En raison de la complexité de l’affaire, de la durée des débats et du délibéré qui a pris près de 14 heures, je ne suis pas en mesure de vous remettre la motivation sur les faits et sur la peine qui fera au moins 20 à 30 pages. Je vais utiliser le délai de 3 jours prévu à l’article 365-1 in fine du code de procédure pénale. La motivation sera disponible vendredi.
Juste quelques mots sur la peine.
Les crimes contre l’humanité et le génocide appartiennent à la catégorie des crimes les plus graves et le législateur les fait figurer en tête du Code pénal et des crimes sur les personnes. Il s’agit effectivement des crimes de masse qui se situent au sommet de la pyramide des crimes, le génocide considéré comme le crime des crimes, d’abord qualifié de crime sans nom avant que le terme de génocide ne soit utilisé pour la première fois.
Par conséquent se sont de telles atteintes à la personne humaine qu’elles atteignent l’humanité toute entière. En raison du trouble exceptionnel et pérenne à l’humanité, ils traumatisent par le nombre de victimes directes et indirectes, par l’intensité et par l’atrocité des crimes commis de manière durable et irrémédiable sur les victimes et les survivants et aussi sur l’humanité toute entière et marquent à jamais l’histoire de l’humanité; et la cour et le jury ont tenu compte de l’extrême gravité et de l’exceptionnelle gravité des crimes commis.
Sur le plateau de Tumba, si le nombre de victimes est difficilement estimable, si à Tumba vous avez participé, à l’échelle de Tumba et de la préfecture de Butare, au génocide, vous avez participé au génocide des Tutsi sur tout le Rwanda qui a coûté la vie à plus d’un million de femmes, d’hommes, d’enfants, de vieillards simplement parce qu’ils étaient Tutsi. Vous étiez impliqué dans la politique génocidaire.
Médecin, vous avez trahi votre serment. Vous avez abusé de l’influence que donnait votre notabilité.
Vous avez fait partie d’un petit groupe d’individus qui a organisé et piloté au quotidien le génocide des Tutsi sur Tumba. Nous avons relevé que rien ne montrait que vous aviez le leadership dans ce groupe sur Tumba, mais vous apparteniez à ce petit noyau dur.
Vous avez tenté de vous exonérer de votre responsabilité, ce ne peut pas être un élément d’aggravation de la peine, en revanche cela ne vous permet pas de bénéficier du crédit accordé à ceux qui assument leur responsabilité quand s’agit de prononcer une peine.
Nous n’avons pas été en mesure de trancher entre les deux expertises psychologiques.

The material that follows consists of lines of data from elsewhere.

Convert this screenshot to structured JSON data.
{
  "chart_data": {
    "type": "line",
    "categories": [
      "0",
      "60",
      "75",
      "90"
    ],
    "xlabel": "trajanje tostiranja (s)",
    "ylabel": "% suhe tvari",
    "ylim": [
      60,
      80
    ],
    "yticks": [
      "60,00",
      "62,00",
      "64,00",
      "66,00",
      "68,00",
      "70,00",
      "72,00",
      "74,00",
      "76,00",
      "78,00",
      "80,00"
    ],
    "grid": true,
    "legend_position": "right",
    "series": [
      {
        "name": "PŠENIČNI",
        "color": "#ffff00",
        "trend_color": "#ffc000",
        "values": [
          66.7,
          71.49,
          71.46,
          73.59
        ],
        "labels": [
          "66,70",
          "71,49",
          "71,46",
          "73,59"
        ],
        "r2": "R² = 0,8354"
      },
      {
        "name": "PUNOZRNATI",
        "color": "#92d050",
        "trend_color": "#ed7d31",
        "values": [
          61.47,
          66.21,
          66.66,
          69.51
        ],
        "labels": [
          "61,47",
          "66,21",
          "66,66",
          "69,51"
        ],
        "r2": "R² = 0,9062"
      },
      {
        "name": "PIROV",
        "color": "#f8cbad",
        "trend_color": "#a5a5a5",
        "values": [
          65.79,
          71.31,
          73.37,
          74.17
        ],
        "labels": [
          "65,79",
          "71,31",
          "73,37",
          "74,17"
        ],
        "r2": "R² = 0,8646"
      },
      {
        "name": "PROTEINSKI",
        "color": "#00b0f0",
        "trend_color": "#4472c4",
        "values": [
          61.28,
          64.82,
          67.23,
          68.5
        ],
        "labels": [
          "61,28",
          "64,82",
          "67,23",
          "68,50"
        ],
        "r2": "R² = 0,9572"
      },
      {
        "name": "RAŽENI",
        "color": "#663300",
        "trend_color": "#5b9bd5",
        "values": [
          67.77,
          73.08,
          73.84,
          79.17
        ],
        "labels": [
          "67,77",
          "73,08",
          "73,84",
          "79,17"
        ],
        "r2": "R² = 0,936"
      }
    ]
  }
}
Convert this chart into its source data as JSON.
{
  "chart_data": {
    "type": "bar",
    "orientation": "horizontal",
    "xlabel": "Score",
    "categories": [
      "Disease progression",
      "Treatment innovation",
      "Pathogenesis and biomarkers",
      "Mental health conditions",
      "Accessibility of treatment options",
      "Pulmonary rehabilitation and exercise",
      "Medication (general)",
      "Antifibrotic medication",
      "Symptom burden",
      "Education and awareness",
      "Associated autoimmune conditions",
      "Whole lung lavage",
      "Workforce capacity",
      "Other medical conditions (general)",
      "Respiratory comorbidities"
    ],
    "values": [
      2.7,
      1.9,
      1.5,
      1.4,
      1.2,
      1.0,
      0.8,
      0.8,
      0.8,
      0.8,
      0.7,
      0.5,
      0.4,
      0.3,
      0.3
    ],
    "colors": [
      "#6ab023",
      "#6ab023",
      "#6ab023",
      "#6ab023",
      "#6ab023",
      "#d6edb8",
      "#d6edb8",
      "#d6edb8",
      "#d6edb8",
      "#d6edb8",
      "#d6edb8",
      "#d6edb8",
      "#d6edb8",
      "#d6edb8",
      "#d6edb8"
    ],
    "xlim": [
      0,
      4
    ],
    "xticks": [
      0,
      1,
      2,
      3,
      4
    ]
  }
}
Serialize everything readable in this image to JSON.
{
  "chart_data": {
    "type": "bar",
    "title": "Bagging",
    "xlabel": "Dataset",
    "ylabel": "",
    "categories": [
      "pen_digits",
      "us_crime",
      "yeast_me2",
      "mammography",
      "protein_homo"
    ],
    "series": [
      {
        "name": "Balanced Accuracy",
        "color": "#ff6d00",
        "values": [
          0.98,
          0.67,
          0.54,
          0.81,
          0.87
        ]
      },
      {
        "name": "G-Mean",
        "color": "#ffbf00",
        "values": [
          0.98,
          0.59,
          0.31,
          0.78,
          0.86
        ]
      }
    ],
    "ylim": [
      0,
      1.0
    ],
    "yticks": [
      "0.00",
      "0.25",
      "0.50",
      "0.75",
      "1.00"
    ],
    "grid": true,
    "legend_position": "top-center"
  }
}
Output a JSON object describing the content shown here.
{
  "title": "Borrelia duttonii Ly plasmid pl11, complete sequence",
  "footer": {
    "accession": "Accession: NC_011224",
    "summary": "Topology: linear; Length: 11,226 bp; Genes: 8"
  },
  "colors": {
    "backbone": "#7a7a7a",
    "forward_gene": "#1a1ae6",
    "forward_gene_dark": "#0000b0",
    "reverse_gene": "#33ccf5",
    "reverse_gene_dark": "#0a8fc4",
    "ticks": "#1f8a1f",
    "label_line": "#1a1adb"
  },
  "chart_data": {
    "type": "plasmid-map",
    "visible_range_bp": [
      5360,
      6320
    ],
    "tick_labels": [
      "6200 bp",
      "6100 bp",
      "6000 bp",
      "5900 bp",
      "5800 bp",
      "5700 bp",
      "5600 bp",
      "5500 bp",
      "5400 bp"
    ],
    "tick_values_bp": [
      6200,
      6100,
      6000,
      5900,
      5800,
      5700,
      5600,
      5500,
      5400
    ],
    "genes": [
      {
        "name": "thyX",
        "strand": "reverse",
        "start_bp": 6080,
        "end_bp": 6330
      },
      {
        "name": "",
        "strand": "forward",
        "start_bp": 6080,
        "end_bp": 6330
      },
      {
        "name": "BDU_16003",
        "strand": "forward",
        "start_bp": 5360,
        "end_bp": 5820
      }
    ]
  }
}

La Cour a pris en compte un certain nombre d’éléments dans un sens de la minoration. La raison pour laquelle nous avons réduit votre période de sûreté, nous avons tenu compte de votre âge, de votre insertion professionnelle, de l’absence de risque de récidive, du respect scrupuleux du contrôle judiciaire auquel vous êtes astreint depuis 12 ans – de mémoire, je crois -, de l’absence de condamnation au casier judiciaire.
Ce sont quelques mots que j’ai préparés rapidement parce qu’il me paraissait important de ne pas laisser les avocats, les avocats généraux, le public, sans explications sur la peine. Vous aurez une motivation très détaillée.
Vous avez un délai de 10 jours pour faire appel.
S’agissant d’une peine criminelle supérieure à 10 ans vous allez être incarcéré dès ce soir.
Je tenais également à formuler des remerciements particulièrement appuyés et chaleureux aux jurés pour le sens du devoir citoyen exceptionnel que j’ai trouvé, pour leur engagement de chaque instant pendant ces 5 semaines de débat. Et également à ceux qui ont participé à cette procédure et à ce procès.